The SEC is being flooded with amicus briefs in the Ripple and XRP lawsuit


The U.S. Securities and Exchange Commission’s (SEC) action against Ripple has attracted the attention of two other parties.

Phillip Goldstein, managing director of the financial advising company Bulldog Investors, and the Investor Choice Advocates Network are the two new parties.

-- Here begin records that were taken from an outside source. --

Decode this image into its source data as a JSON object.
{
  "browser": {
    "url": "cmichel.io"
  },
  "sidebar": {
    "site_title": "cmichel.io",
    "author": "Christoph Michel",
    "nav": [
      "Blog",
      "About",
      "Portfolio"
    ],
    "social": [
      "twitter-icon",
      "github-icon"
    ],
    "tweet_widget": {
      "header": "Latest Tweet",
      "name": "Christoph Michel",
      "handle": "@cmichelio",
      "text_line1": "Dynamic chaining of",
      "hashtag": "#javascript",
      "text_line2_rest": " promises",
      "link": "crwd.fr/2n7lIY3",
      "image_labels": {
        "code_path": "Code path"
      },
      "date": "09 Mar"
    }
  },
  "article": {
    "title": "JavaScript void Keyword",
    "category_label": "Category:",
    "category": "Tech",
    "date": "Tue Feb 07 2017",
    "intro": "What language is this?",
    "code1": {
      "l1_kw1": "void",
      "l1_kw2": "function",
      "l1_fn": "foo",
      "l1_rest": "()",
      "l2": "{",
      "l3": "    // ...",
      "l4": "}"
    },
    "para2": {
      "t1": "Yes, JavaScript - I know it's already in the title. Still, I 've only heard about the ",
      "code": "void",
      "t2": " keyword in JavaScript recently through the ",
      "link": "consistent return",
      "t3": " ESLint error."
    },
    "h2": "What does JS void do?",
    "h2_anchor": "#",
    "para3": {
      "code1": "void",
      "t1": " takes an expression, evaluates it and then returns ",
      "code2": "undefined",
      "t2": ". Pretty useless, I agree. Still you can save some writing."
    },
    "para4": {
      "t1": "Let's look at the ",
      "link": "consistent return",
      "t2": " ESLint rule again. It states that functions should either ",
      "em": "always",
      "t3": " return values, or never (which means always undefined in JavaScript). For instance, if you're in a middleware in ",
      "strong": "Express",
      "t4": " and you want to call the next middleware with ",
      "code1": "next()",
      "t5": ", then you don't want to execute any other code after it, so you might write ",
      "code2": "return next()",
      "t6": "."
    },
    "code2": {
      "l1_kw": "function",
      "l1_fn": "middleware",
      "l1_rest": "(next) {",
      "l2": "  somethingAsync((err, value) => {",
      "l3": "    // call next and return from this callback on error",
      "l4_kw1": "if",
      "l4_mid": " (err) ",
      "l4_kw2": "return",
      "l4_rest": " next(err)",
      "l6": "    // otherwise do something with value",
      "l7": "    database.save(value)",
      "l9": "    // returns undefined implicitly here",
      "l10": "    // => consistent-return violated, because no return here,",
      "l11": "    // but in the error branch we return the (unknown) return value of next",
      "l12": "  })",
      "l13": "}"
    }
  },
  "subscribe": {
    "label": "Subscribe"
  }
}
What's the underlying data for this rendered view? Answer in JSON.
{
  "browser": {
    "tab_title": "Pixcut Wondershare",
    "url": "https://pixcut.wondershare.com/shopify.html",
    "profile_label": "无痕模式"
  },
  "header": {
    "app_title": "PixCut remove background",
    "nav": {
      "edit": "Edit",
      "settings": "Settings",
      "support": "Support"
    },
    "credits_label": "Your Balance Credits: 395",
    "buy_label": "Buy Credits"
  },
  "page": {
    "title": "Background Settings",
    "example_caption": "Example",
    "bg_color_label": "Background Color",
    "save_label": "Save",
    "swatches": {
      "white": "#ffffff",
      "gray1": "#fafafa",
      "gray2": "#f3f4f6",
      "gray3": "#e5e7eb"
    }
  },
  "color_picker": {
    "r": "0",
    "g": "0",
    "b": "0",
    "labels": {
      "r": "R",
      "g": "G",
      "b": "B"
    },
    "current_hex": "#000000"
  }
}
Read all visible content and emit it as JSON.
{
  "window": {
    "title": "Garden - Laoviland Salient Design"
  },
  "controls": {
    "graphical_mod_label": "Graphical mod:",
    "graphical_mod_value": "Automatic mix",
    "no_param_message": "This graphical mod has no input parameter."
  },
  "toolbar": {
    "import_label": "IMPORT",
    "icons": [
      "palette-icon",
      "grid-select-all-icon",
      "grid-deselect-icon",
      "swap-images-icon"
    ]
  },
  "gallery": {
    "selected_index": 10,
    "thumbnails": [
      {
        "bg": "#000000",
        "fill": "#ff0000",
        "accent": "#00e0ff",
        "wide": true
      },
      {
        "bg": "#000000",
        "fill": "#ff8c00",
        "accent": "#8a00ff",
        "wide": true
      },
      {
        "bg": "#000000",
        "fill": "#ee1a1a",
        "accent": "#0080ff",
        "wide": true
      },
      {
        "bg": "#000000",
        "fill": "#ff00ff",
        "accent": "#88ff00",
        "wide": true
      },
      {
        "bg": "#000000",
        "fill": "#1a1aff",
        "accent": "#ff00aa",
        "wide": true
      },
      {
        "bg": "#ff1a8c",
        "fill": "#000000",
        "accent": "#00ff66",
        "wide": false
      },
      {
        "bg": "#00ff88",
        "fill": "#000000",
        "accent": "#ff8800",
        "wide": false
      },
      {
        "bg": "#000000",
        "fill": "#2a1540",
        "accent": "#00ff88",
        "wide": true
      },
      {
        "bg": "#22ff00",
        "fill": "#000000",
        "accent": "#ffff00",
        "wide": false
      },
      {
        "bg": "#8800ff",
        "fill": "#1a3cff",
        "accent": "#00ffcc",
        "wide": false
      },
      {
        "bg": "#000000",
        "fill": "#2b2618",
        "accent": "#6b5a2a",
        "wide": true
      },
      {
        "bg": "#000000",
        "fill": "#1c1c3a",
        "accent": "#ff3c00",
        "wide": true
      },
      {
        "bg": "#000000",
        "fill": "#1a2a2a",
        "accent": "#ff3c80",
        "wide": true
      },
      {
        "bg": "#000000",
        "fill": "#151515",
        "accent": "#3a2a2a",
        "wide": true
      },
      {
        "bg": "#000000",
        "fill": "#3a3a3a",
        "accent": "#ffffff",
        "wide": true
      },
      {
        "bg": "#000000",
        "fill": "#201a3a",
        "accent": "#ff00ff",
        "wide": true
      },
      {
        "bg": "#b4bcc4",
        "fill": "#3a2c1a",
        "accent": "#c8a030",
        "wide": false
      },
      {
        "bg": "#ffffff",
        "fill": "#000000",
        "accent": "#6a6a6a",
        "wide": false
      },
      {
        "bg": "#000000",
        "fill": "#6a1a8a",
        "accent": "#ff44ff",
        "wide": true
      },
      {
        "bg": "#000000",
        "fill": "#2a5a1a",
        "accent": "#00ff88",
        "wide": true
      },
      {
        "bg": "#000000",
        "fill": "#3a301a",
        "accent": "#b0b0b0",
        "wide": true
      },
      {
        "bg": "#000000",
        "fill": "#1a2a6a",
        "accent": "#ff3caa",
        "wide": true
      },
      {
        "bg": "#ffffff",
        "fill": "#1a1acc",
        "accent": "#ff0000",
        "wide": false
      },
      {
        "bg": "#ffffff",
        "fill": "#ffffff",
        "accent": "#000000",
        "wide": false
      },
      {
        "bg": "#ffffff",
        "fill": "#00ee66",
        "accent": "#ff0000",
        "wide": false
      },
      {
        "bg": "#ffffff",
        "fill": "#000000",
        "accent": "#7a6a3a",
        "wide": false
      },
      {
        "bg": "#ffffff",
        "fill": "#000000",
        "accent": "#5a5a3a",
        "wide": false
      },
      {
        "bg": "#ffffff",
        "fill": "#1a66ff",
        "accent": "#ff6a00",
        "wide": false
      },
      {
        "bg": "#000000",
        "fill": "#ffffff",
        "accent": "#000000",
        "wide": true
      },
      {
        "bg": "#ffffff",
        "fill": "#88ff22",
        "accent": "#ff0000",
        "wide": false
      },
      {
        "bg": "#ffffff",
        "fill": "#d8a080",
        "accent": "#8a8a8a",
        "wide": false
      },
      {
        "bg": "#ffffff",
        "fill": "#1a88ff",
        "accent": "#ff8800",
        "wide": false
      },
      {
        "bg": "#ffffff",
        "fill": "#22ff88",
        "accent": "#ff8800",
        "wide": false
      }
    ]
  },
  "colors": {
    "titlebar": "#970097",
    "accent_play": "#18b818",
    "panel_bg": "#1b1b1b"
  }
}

According to a move provided by the digital asset legal website CryptoLaw, both Goldstein and the ICAN, who the exact attorney represents, request the court’s permission to write an amicus brief in the Ripple case.

In the proposed amicus brief, the parties claim that the SEC regulates digital assets using a vague word.

“However, the legislative source for the word “investment contract” provides no evidence that Congress intended this term to include financial transactions unconnected to “any interest or instrument generally referred to as a security.”

In addition, they believe that Congress has not yet decided how to govern digital assets, offering eleven prospective pieces of legislation. Until a compromise is established, the parties assert that the SEC lacks the jurisdiction to regulate digital assets.

they believe that the SEC’s effort to regulate cryptocurrencies exceeds the customary jurisdiction granted to it by Congress.

Jeremy Hogan, a crypto law specialist and Ripple backer, claims that new parties in the case are “attacking the SEC from every aspect.”

A non-profit group has filed an Amicus Brief in opposition to the SEC’s jurisdiction over digital assets, citing, among other precedents, the recent U.S. Supreme Court decision restricting EPA power.